March 02, 2005

The word of the beloved leader

Henry Grunwald, acting in his capacity as, he says, "the elected leader of the British Jewish community" writes in today's Guardian, that "We all deserve an apology". I know I didn't vote for Henry Grunwald or anyone else on the Board of Deputies so I asked my mother if she voted for him. She's a member of the United Synagogue. That's the orthodox congregation headed by Chief Rabbi Jonothan Sacks. She told me that she hadn't been aware of any elections but as she never pays a sub to the Board perhaps they wouldn't invite her to vote. Now I haven't been a synagogue member since a Lubavitch rabbi applauded the Shatila and Sabra massacres during Rosh Hashana, 1982. So people like me who are non-synagogue members cannot vote for the Board. People like my mother, who are members of a synagogue but don't pay the Board, it seems, can't vote either. Ok, that seems fair. But what isn't fair is the Guardian allowing Henry Grunwald to pose as "the elected leader of the British Jewish community". The now? That's just not fair but it gets worse. He writes as if he has his finger on the pulse of the whole community.

I should have issued a health warning up front. This is yet another post on the Ken Livingstone saga. I know I promised not to but I did keep my fingers crossed and it was Grunwald and the Guardian who reopened the thing.

Anyway, having misrepresented himself as "the elected leader of the British Jewish community" he goes on to misrepresent what Ken Livingstone said to sometime reporter, Oliver Finegold.
It is worth remembering exactly what happened. After a reporter clearly identified himself as Jewish, the mayor responded with a remark deliberately calibrated to cause maximum pain and offence.
Now that isn't quite true. Ken started off by asking said reporter if he was a Nazi war criminal. Then the reporter responded by saying that he was Jewish and that, therefore, he was offended by what Ken had said. Ken continued in the same vain. Now that is not the same as what the beloved, indeed elected, leader said. Anyone who has heard the tape will know that Ken was not in calibration mode at the time; inebriation? possibly but calibration? definitely not.

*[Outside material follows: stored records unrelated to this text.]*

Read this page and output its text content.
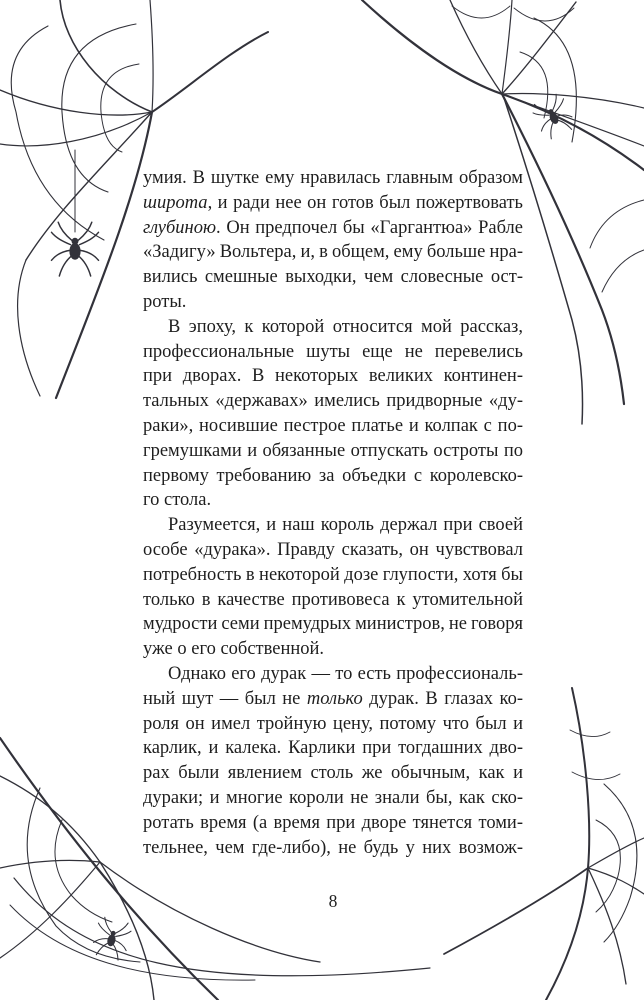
умия. В шутке ему нравилась главным образом
широта, и ради нее он готов был пожертвовать
глубиною. Он предпочел бы «Гаргантюа» Рабле
«Задигу» Вольтера, и, в общем, ему больше нра-
вились смешные выходки, чем словесные ост-
роты.
В эпоху, к которой относится мой рассказ,
профессиональные шуты еще не перевелись
при дворах. В некоторых великих континен-
тальных «державах» имелись придворные «ду-
раки», носившие пестрое платье и колпак с по-
гремушками и обязанные отпускать остроты по
первому требованию за объедки с королевско-
го стола.
Разумеется, и наш король держал при своей
особе «дурака». Правду сказать, он чувствовал
потребность в некоторой дозе глупости, хотя бы
только в качестве противовеса к утомительной
мудрости семи премудрых министров, не говоря
уже о его собственной.
Однако его дурак — то есть профессиональ-
ный шут — был не только дурак. В глазах ко-
роля он имел тройную цену, потому что был и
карлик, и калека. Карлики при тогдашних дво-
рах были явлением столь же обычным, как и
дураки; и многие короли не знали бы, как ско-
ротать время (а время при дворе тянется томи-
тельнее, чем где-либо), не будь у них возмож-
8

After a brief tribute to Ken's sincerity, Grunwald returns to his misrepresentation of what happened between Ken and Finegold, tacked on to the end of a list of Ken's wrongdoings regarding the holocaust:
He has used them as reference points not just for Daily Mail group journalists, but also for international capitalism, Britain's record in Ireland and, in 1987, Camden council's housing policy for homosexuals. On this occasion he went one step further. By employing Holocaust imagery to address an insult to somebody who identified himself as a Jew, the mayor overstepped the bounds of acceptable behaviour for an elected official. That is the core of our complaint.
He then goes on to complain that Ken has not taken Board of Deputies subsidiary the Community Security Trust's statistics on anti-semitism seriously enough, before committing the mother of all the chutzpahs thus:
There is deep anger in the Jewish community, not just at the remarks themselves, but at the manner in which the mayor has dragged us through this controversy, continually ascribing our legitimate concerns to media campaigns and attempts to secure political gain.
Actually it was the Board, the Holocaust Education Trust and a ragbag of zionists who turned this into a media campaign. Ken kept quiet pretty much, except for his weekly statements. And it was the same ragbag of zionists who dragged us through this controversy.
They have made the Jewish community feel tense, isolated, humiliated and a target for insults.
Not true! It was the Board who caused the toe-curling embarrassment for our community. It was the Board who ended up humiliated. As for tension, I must confess to feeling some tension when I thought Ken might actually apologise to such a sorry band of opportunists. But. I'm sorry, we're not finished yet. If Henry Grunwald's self-importance hasn't become apparent yet then cop this:
Sixty years after the liberation of Auschwitz, what is it we are being asked to move on from [by Blair among others] - an offensive remark by a leading public figure, or our apparently futile attempts to preserve the memory of the Holocaust and the safety of future generations of Jews and all mankind?